Cassandra of Facebook, or A Tale of a Distributed Database, part 0
One of the most natural and popular tendencies in the application of distributed systems theory is the construction of distributed databases with the hopes of providing improved availability and scalability (in the number of requests processed per second) via data replication. While distributed queries and transactions are obviously needed for some kinds of databases, what underlies every database is the ability to read and write a sequence of bytes to some place denoted by another sequence of bytes. In database jargon this is commonly called a storage engine, while in a distributed system this can be seen as a type of distributed shared memory.
Any kind of database providing access to more than one client at a time must deal with concurrency issues and hence provide some kind of consistency model for data access and manipulation. This can make constructing distributed databases either easier or harder, as the underlying consistency model of a chosen distributed implementation can be exposed directly as that of the database, or several distributed mechanisms have to be combined in complicated ways to provide the properties mandated by the stated consistency model of the database.

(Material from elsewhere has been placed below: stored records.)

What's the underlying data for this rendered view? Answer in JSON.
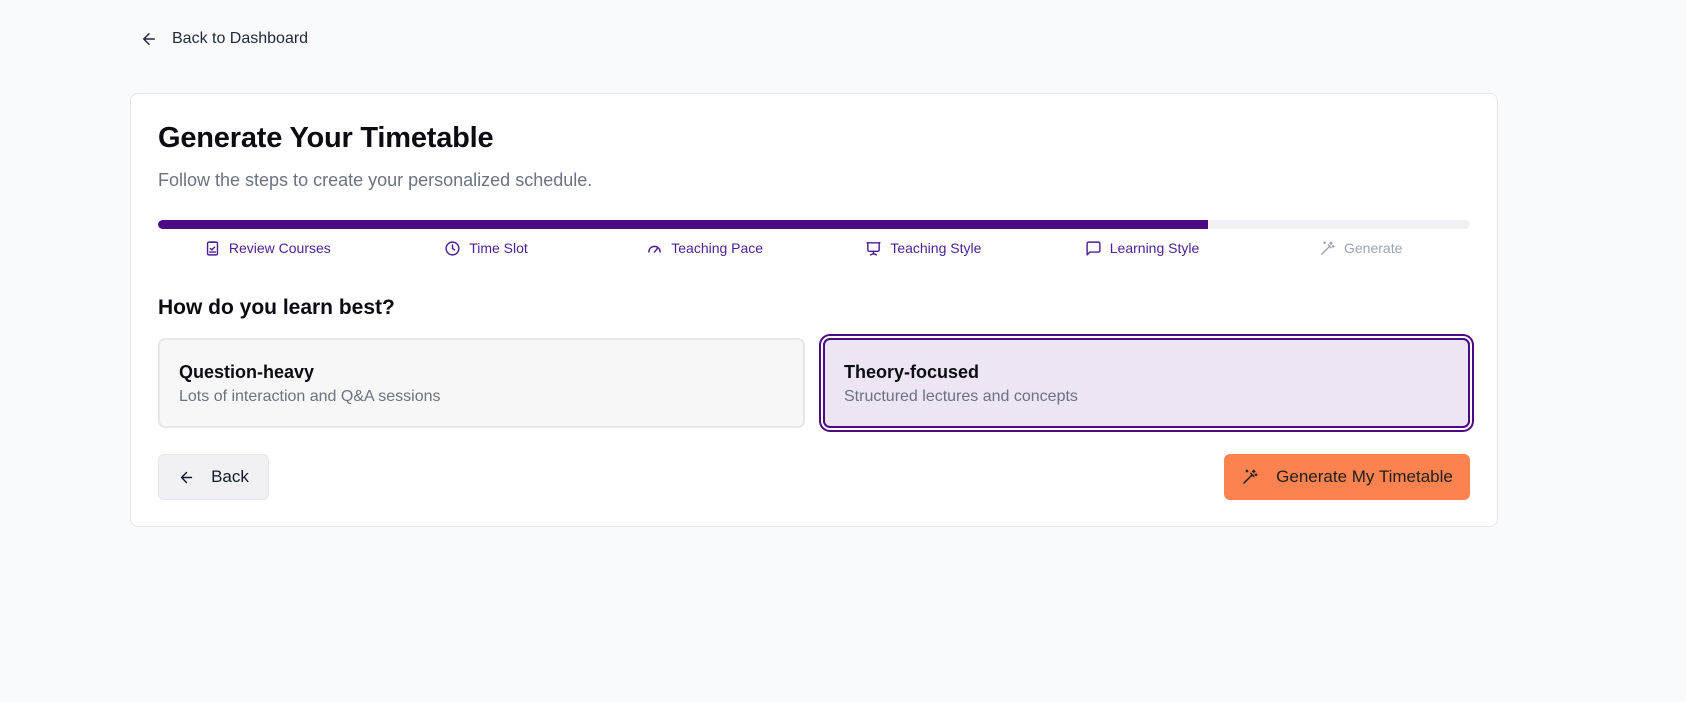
{
  "nav": {
    "back_label": "Back to Dashboard",
    "back_icon": "arrow-left-icon"
  },
  "header": {
    "title": "Generate Your Timetable",
    "subtitle": "Follow the steps to create your personalized schedule."
  },
  "progress": {
    "fraction": 0.8,
    "current_step": 5,
    "total_steps": 6
  },
  "steps": [
    {
      "label": "Review Courses",
      "icon": "clipboard-check-icon",
      "status": "done"
    },
    {
      "label": "Time Slot",
      "icon": "clock-icon",
      "status": "done"
    },
    {
      "label": "Teaching Pace",
      "icon": "gauge-icon",
      "status": "done"
    },
    {
      "label": "Teaching Style",
      "icon": "presentation-icon",
      "status": "done"
    },
    {
      "label": "Learning Style",
      "icon": "message-square-icon",
      "status": "current"
    },
    {
      "label": "Generate",
      "icon": "wand-icon",
      "status": "pending"
    }
  ],
  "question": {
    "text": "How do you learn best?"
  },
  "options": [
    {
      "title": "Question-heavy",
      "description": "Lots of interaction and Q&A sessions",
      "selected": false
    },
    {
      "title": "Theory-focused",
      "description": "Structured lectures and concepts",
      "selected": true
    }
  ],
  "actions": {
    "back_label": "Back",
    "generate_label": "Generate My Timetable"
  },
  "colors": {
    "accent": "#4c0a82",
    "generate_button": "#fc8350",
    "selected_bg": "#ede5f3",
    "background": "#f9fafb"
  }
}
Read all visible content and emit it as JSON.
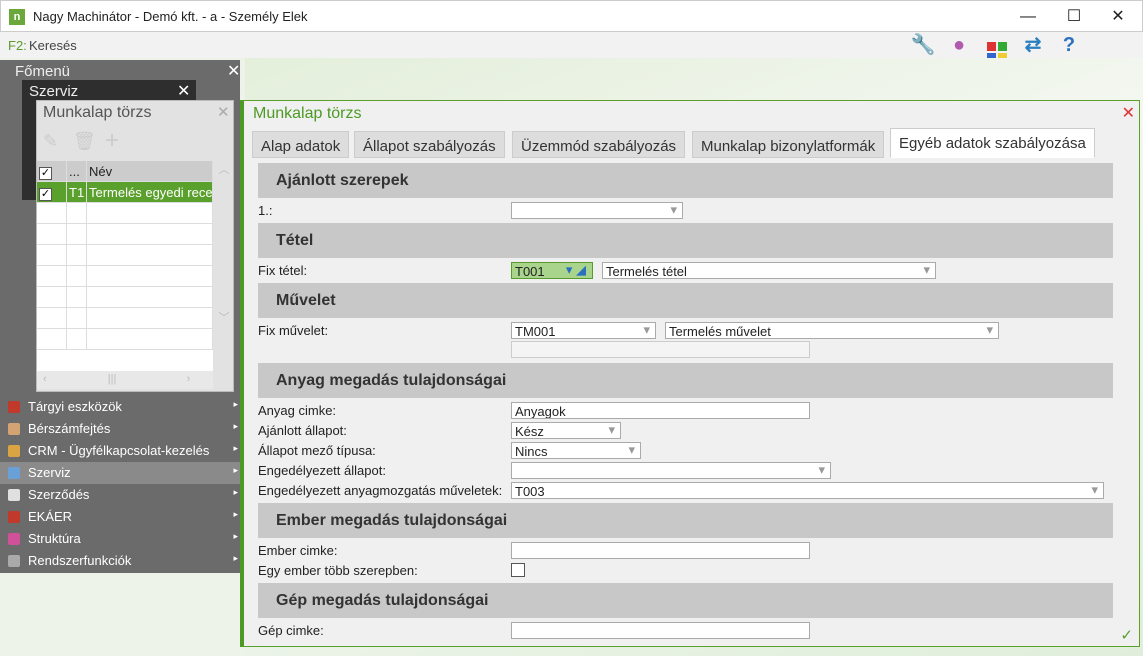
{
  "window": {
    "title": "Nagy Machinátor - Demó kft. - a - Személy Elek",
    "logo": "n"
  },
  "toolbar": {
    "shortcut_key": "F2:",
    "shortcut_label": "Keresés",
    "icons": [
      "wrench-icon",
      "user-icon",
      "apps-icon",
      "swap-icon",
      "help-icon"
    ]
  },
  "main_menu": {
    "title": "Főmenü",
    "items": [
      {
        "label": "Tárgyi eszközök",
        "color": "#c0392b"
      },
      {
        "label": "Bérszámfejtés",
        "color": "#d4a373"
      },
      {
        "label": "CRM - Ügyfélkapcsolat-kezelés",
        "color": "#d9a441"
      },
      {
        "label": "Szerviz",
        "color": "#6aa0d8",
        "active": true
      },
      {
        "label": "Szerződés",
        "color": "#e0e0e0"
      },
      {
        "label": "EKÁER",
        "color": "#c0392b"
      },
      {
        "label": "Struktúra",
        "color": "#d0509a"
      },
      {
        "label": "Rendszerfunkciók",
        "color": "#aaaaaa"
      }
    ]
  },
  "szerviz": {
    "title": "Szerviz"
  },
  "list_panel": {
    "title": "Munkalap törzs",
    "columns": [
      "",
      "...",
      "Név"
    ],
    "rows": [
      {
        "checked": true,
        "code": "T1",
        "name": "Termelés egyedi recept"
      }
    ]
  },
  "panel": {
    "title": "Munkalap törzs",
    "tabs": [
      "Alap adatok",
      "Állapot szabályozás",
      "Üzemmód szabályozás",
      "Munkalap bizonylatformák",
      "Egyéb adatok szabályozása"
    ],
    "active_tab": 4,
    "sections": {
      "roles": {
        "title": "Ajánlott szerepek",
        "row_label": "1.:",
        "value": ""
      },
      "item": {
        "title": "Tétel",
        "label": "Fix tétel:",
        "code": "T001",
        "name": "Termelés tétel"
      },
      "operation": {
        "title": "Művelet",
        "label": "Fix művelet:",
        "code": "TM001",
        "name": "Termelés művelet",
        "extra": ""
      },
      "material": {
        "title": "Anyag megadás tulajdonságai",
        "rows": [
          {
            "label": "Anyag cimke:",
            "value": "Anyagok"
          },
          {
            "label": "Ajánlott állapot:",
            "value": "Kész"
          },
          {
            "label": "Állapot mező típusa:",
            "value": "Nincs"
          },
          {
            "label": "Engedélyezett állapot:",
            "value": ""
          },
          {
            "label": "Engedélyezett anyagmozgatás műveletek:",
            "value": "T003"
          }
        ]
      },
      "person": {
        "title": "Ember megadás tulajdonságai",
        "label_tag": "Ember cimke:",
        "tag_value": "",
        "label_multi": "Egy ember több szerepben:",
        "multi": false
      },
      "machine": {
        "title": "Gép megadás tulajdonságai",
        "label_tag": "Gép cimke:",
        "tag_value": ""
      }
    }
  }
}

Choosing a given consistency model involves large trade-offs in the performance, simplicity and ease of maintenance of the distributed database implementation. Ideally, all the nodes of the system would play the same role, and adding new nodes would incrementally improve the availability, capacity, and number of requests the system can handle. Because of the communication and synchronization overhead necessary for implementing stricter consistency models, the improvement in those aspects as a function of nodes in the system displays the quality of diminishing returns (and may in some cases provide negative ones).
Fortunately, many applications do not require strict consistency models of their database. The first to go is usually the requirement for multi-operation transactions with the ACID property. This provides the greatest improvement in potential scalability as both the locking and multi-version timestamping mechanisms for implementing transactions degrade in performance with increased contention between nodes.

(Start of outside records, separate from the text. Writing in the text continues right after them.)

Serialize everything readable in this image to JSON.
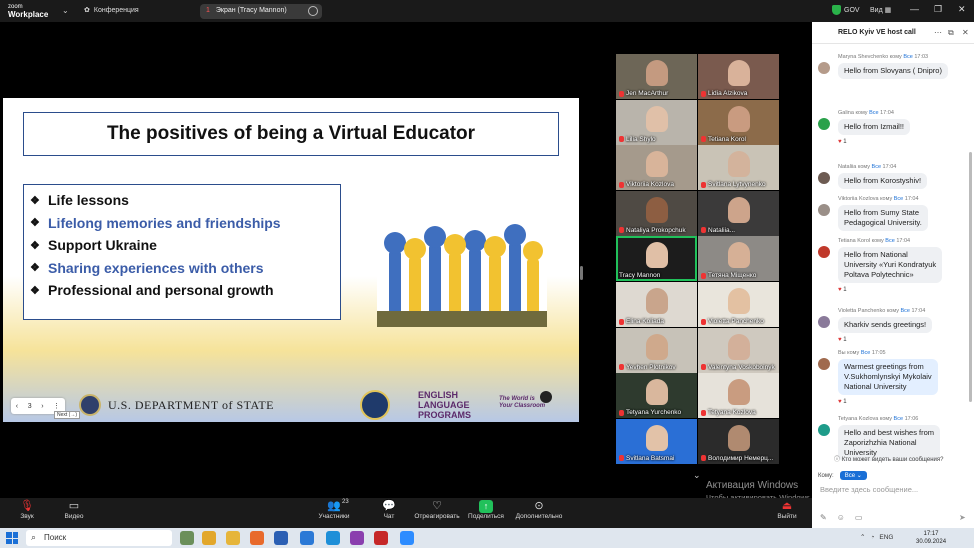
{
  "topbar": {
    "logo_line1": "zoom",
    "logo_line2": "Workplace",
    "conference_label": "Конференция",
    "share_number": "1",
    "share_label": "Экран (Tracy Mannon)",
    "gov_label": "GOV",
    "view_label": "Вид"
  },
  "slide": {
    "title": "The positives of being a Virtual Educator",
    "bullets": [
      {
        "text": "Life lessons",
        "color": "#111111"
      },
      {
        "text": "Lifelong memories and friendships",
        "color": "#3b5ca8"
      },
      {
        "text": "Support Ukraine",
        "color": "#111111"
      },
      {
        "text": "Sharing experiences with others",
        "color": "#3b5ca8"
      },
      {
        "text": "Professional and personal growth",
        "color": "#111111"
      }
    ],
    "dos_text": "U.S. DEPARTMENT of STATE",
    "elp_line1": "ENGLISH",
    "elp_line2": "LANGUAGE",
    "elp_line3": "PROGRAMS",
    "elp_tag1": "The World is",
    "elp_tag2": "Your Classroom",
    "page_number": "3",
    "nav_tooltip": "Next (→)"
  },
  "gallery": {
    "participants": [
      {
        "name": "Jen MacArthur",
        "muted": true
      },
      {
        "name": "Lidia Alzikova",
        "muted": true
      },
      {
        "name": "Lilia Shylo",
        "muted": true
      },
      {
        "name": "Tetiana Korol",
        "muted": true
      },
      {
        "name": "Viktoriia Kozlova",
        "muted": true
      },
      {
        "name": "Svitlana Lytvynenko",
        "muted": true
      },
      {
        "name": "Nataliya Prokopchuk",
        "muted": true
      },
      {
        "name": "Nataliia...",
        "muted": true
      },
      {
        "name": "Tracy Mannon",
        "muted": false
      },
      {
        "name": "Тетяна Міщенко",
        "muted": true
      },
      {
        "name": "Elina Koliada",
        "muted": true
      },
      {
        "name": "Violetta Panchenko",
        "muted": true
      },
      {
        "name": "Yevhen Plotnikov",
        "muted": true
      },
      {
        "name": "Valentyna Voskoboinyk",
        "muted": true
      },
      {
        "name": "Tetyana Yurchenko",
        "muted": true
      },
      {
        "name": "Tetyana Kozlova",
        "muted": true
      },
      {
        "name": "Svitlana Batsmai",
        "muted": true
      },
      {
        "name": "Володимир Немерц...",
        "muted": true
      }
    ]
  },
  "chat": {
    "title": "RELO Kyiv VE host call",
    "messages": [
      {
        "sender": "Maryna Shevchenko",
        "to_word": "кому",
        "to": "Все",
        "time": "17:03",
        "text": "Hello from Slovyans ( Dnipro)"
      },
      {
        "sender": "Galina",
        "to_word": "кому",
        "to": "Все",
        "time": "17:04",
        "text": "Hello from Izmail!!",
        "reaction": "1"
      },
      {
        "sender": "Nataliia",
        "to_word": "кому",
        "to": "Все",
        "time": "17:04",
        "text": "Hello from Korostyshiv!"
      },
      {
        "sender": "Viktoriia Kozlova",
        "to_word": "кому",
        "to": "Все",
        "time": "17:04",
        "text_l1": "Hello from Sumy State",
        "text_l2": "Pedagogical University."
      },
      {
        "sender": "Tetiana Korol",
        "to_word": "кому",
        "to": "Все",
        "time": "17:04",
        "text_l1": "Hello from National",
        "text_l2": "University «Yuri Kondratyuk",
        "text_l3": "Poltava Polytechnic»",
        "reaction": "1"
      },
      {
        "sender": "Violetta Panchenko",
        "to_word": "кому",
        "to": "Все",
        "time": "17:04",
        "text": "Kharkiv sends greetings!",
        "reaction": "1"
      },
      {
        "sender": "Вы",
        "to_word": "кому",
        "to": "Все",
        "time": "17:05",
        "text_l1": "Warmest greetings from",
        "text_l2": "V.Sukhomlynskyi Mykolaiv",
        "text_l3": "National University",
        "reaction": "1"
      },
      {
        "sender": "Tetyana Kozlova",
        "to_word": "кому",
        "to": "Все",
        "time": "17:06",
        "text_l1": "Hello and best wishes from",
        "text_l2": "Zaporizhzhia National",
        "text_l3": "University"
      }
    ],
    "who_sees": "Кто может видеть ваши сообщения?",
    "to_label": "Кому:",
    "to_value": "Все",
    "input_placeholder": "Введите здесь сообщение..."
  },
  "watermark": {
    "line1": "Активация Windows",
    "line2": "Чтобы активировать Windows, перейдите в раздел \"Параметры\"."
  },
  "toolbar": {
    "audio": "Звук",
    "video": "Видео",
    "participants": "Участники",
    "participants_count": "23",
    "chat": "Чат",
    "react": "Отреагировать",
    "share": "Поделиться",
    "more": "Дополнительно",
    "leave": "Выйти"
  },
  "taskbar": {
    "search": "Поиск",
    "lang": "ENG",
    "time": "17:17",
    "date": "30.09.2024"
  }
}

The fad du jour in distributed databases is the distributed non-transactional non-relational database. It seems there is a new project implementing a distributed key-value, document-oriented, or "loose schema" database announced every couple of months.

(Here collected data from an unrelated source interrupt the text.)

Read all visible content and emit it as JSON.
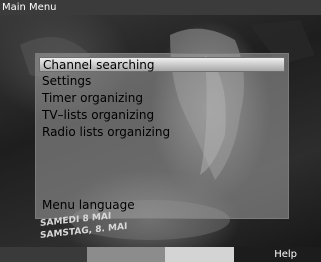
{
  "window": {
    "title": "Main Menu"
  },
  "menu": {
    "items": [
      {
        "label": "Channel searching",
        "selected": true
      },
      {
        "label": "Settings",
        "selected": false
      },
      {
        "label": "Timer organizing",
        "selected": false
      },
      {
        "label": "TV–lists organizing",
        "selected": false
      },
      {
        "label": "Radio lists organizing",
        "selected": false
      }
    ],
    "language_item": {
      "label": "Menu language"
    }
  },
  "background": {
    "date_fr": "SAMEDI 8 MAI",
    "date_de": "SAMSTAG, 8. MAI"
  },
  "footer": {
    "buttons": [
      {
        "name": "red",
        "color": "#3a3a3a"
      },
      {
        "name": "green",
        "color": "#8c8c8c"
      },
      {
        "name": "yellow",
        "color": "#d4d4d4"
      },
      {
        "name": "blue",
        "color": "#1c1c1c"
      }
    ],
    "help_label": "Help"
  }
}
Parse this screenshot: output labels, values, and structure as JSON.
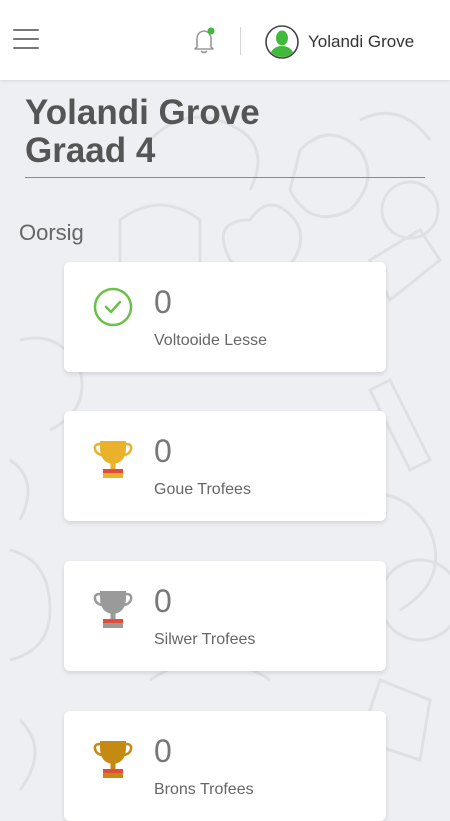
{
  "header": {
    "user_name": "Yolandi Grove",
    "notification_badge_color": "#3fba3a",
    "avatar_color": "#3fba3a",
    "menu_icon": "hamburger-menu-icon",
    "bell_icon": "bell-icon"
  },
  "student": {
    "name": "Yolandi Grove",
    "grade": "Graad 4"
  },
  "overview": {
    "title": "Oorsig",
    "cards": [
      {
        "value": "0",
        "label": "Voltooide Lesse",
        "icon": "check-circle-icon",
        "color": "#6cc04a"
      },
      {
        "value": "0",
        "label": "Goue Trofees",
        "icon": "gold-trophy-icon",
        "color": "#e9b22a"
      },
      {
        "value": "0",
        "label": "Silwer Trofees",
        "icon": "silver-trophy-icon",
        "color": "#9a9a9a"
      },
      {
        "value": "0",
        "label": "Brons Trofees",
        "icon": "bronze-trophy-icon",
        "color": "#c58a12"
      }
    ]
  }
}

Despite the hype, only a handful of these projects have large deployments. Even rarer is coming across someone who has worked on more than one such database. These facts alone make Facebook's Cassandra stand out. Cassandra was developed and is currently deployed inside Facebook to handle the user messaging feature. One of the developers of Cassandra, Avinash Lakshman, has previously worked on Amazon's internal Dynamo distributed database.
Fortunately for those of us who do not work on messaging at Facebook, the Cassandra source code has been released under the Apache 2.0 free software license. This is the first in a trilogy of blog posts examining Cassandra's use of modern distributed systems techniques and my observations from sitting down and reading the code.
1 comment:
Good analysis and lots of useful links for someone curious about this kind of system, nice work!